Deformable Graph Transformer (DGT) is a graph Transformer for learning node representations on large-scale graphs. We believe that this paper has no direct negative societal impacts. However, similar to other neural networks for graph-structured datasets such as Graph Neural Networks (GNNs), DGT can be utilized for malicious applications. Graph neural networks can be applied to predict unknowable information such as religions, political views, and personal preferences based on graph information. If this technology is applied to identifying the personalities of voters and influencing their behaviors, it might cause interference in the elections.

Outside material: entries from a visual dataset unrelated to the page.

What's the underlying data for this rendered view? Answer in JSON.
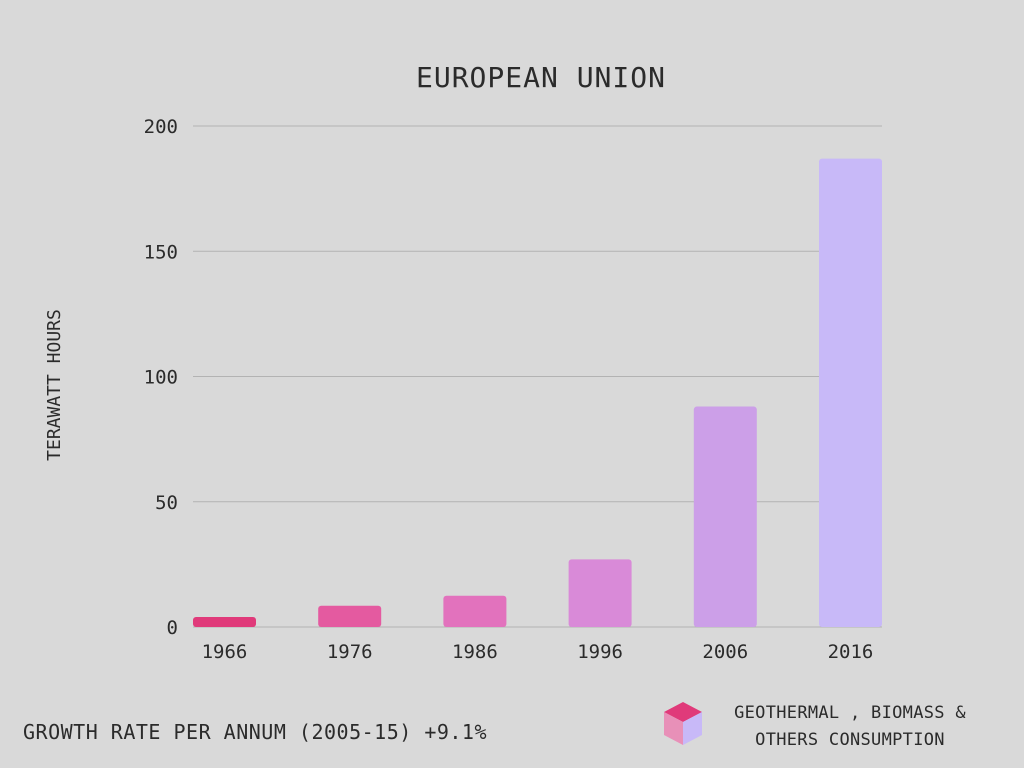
{
  "colors": {
    "background": "#d9d9d9",
    "grid": "#b3b3b3",
    "text": "#2b2b2b",
    "bars": [
      "#e03a7a",
      "#e45aa0",
      "#e272bd",
      "#d98ad8",
      "#cc9fe8",
      "#c8b9f8"
    ]
  },
  "chart_data": {
    "type": "bar",
    "title": "EUROPEAN UNION",
    "xlabel": "",
    "ylabel": "TERAWATT HOURS",
    "categories": [
      "1966",
      "1976",
      "1986",
      "1996",
      "2006",
      "2016"
    ],
    "values": [
      4,
      8.5,
      12.5,
      27,
      88,
      187
    ],
    "ylim": [
      0,
      200
    ],
    "yticks": [
      0,
      50,
      100,
      150,
      200
    ],
    "grid": true
  },
  "footer": {
    "growth_rate": "GROWTH RATE PER ANNUM (2005-15) +9.1%"
  },
  "legend": {
    "icon": "cube-icon",
    "line1": "GEOTHERMAL , BIOMASS &",
    "line2": "OTHERS CONSUMPTION"
  }
}
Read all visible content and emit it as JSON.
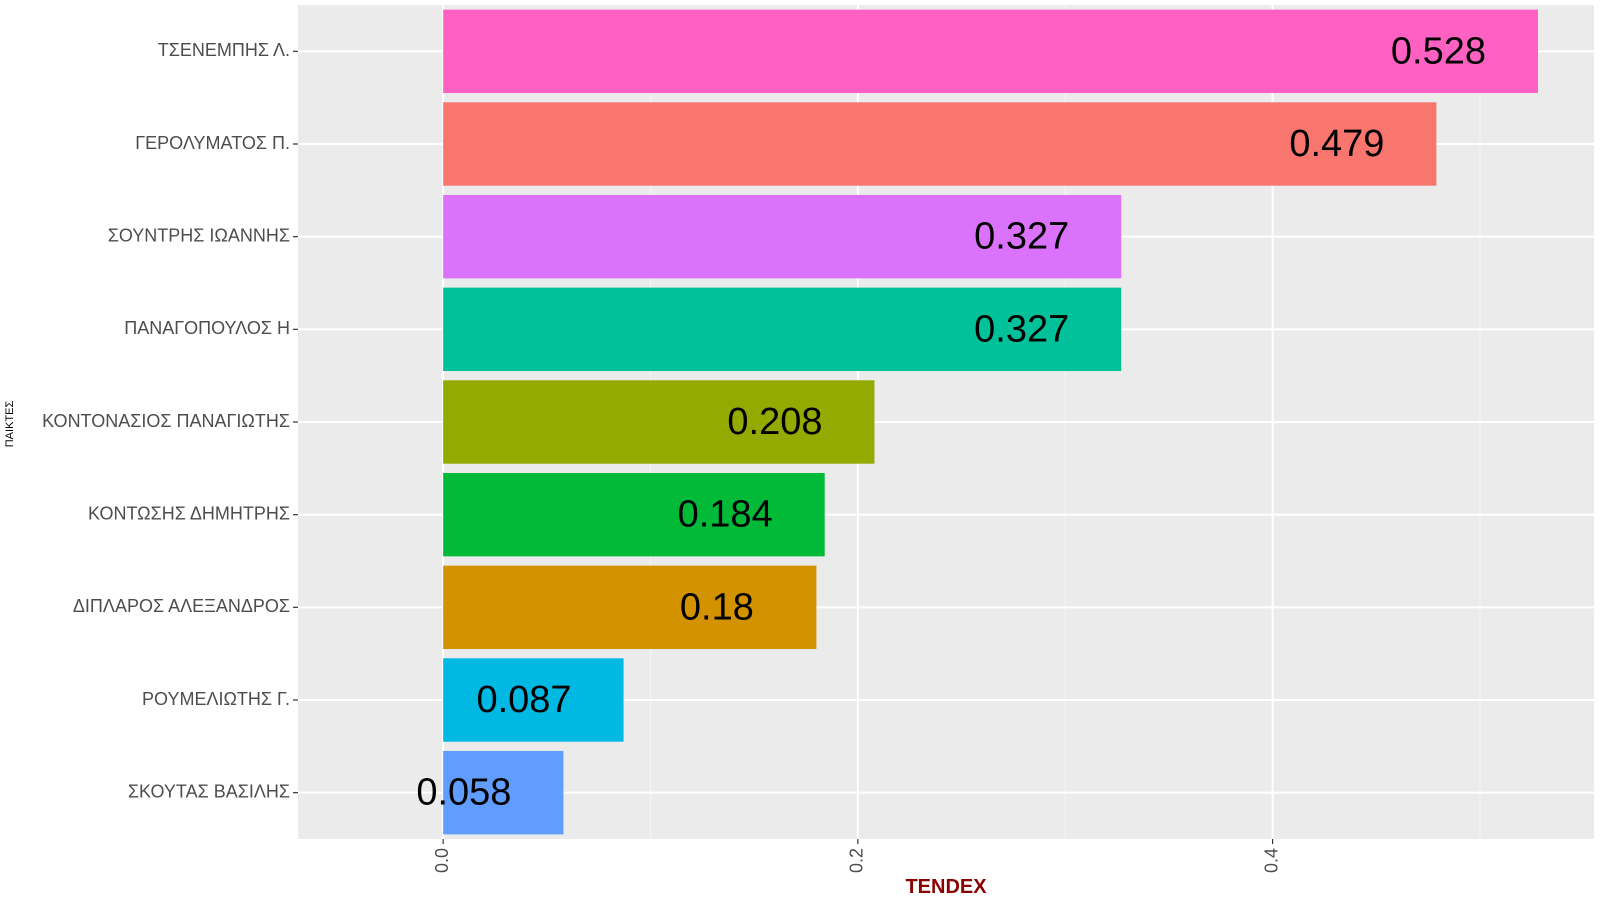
{
  "chart_data": {
    "type": "bar",
    "orientation": "horizontal",
    "xlabel": "TENDEX",
    "ylabel": "ΠΑΙΚΤΕΣ",
    "xlim": [
      -0.07,
      0.555
    ],
    "x_ticks": [
      0.0,
      0.2,
      0.4
    ],
    "x_tick_labels": [
      "0.0",
      "0.2",
      "0.4"
    ],
    "grid": true,
    "legend": "none",
    "label_offset": -0.048,
    "categories": [
      "ΤΣΕΝΕΜΠΗΣ Λ.",
      "ΓΕΡΟΛΥΜΑΤΟΣ Π.",
      "ΣΟΥΝΤΡΗΣ ΙΩΑΝΝΗΣ",
      "ΠΑΝΑΓΟΠΟΥΛΟΣ Η",
      "ΚΟΝΤΟΝΑΣΙΟΣ ΠΑΝΑΓΙΩΤΗΣ",
      "ΚΟΝΤΩΣΗΣ ΔΗΜΗΤΡΗΣ",
      "ΔΙΠΛΑΡΟΣ ΑΛΕΞΑΝΔΡΟΣ",
      "ΡΟΥΜΕΛΙΩΤΗΣ Γ.",
      "ΣΚΟΥΤΑΣ ΒΑΣΙΛΗΣ"
    ],
    "values": [
      0.528,
      0.479,
      0.327,
      0.327,
      0.208,
      0.184,
      0.18,
      0.087,
      0.058
    ],
    "labels": [
      "0.528",
      "0.479",
      "0.327",
      "0.327",
      "0.208",
      "0.184",
      "0.18",
      "0.087",
      "0.058"
    ],
    "colors": [
      "#FF61C3",
      "#F8766D",
      "#DB72FB",
      "#00C19A",
      "#93AA00",
      "#00BA38",
      "#D39200",
      "#00B9E3",
      "#619CFF"
    ]
  }
}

To mitigate these societal problems, illegal data collection and data harvest should be prevented and benchmark datasets should be released without any private information.

Limitations.

Deformable Graph Transformer (DGT) performs deformable attention based on diverse node sequences. The node sequences play the role of coordinates in 2D images. However, different from the works based on deformable attention in computer vision Zhu et al. (2021); Xia et al. (2022), nodes in graphs do not have the exact positions. So, the position of each node needs to be defined with appropriate mechanisms based on the properties of graphs. In this paper, we utilize multiple criteria for generating node sequences to capture various properties of the graphs for node classification. In other tasks such as link prediction and graph classification, other criteria for generating node sequences could lead to more powerful representations on graphs. We leave it for our future work.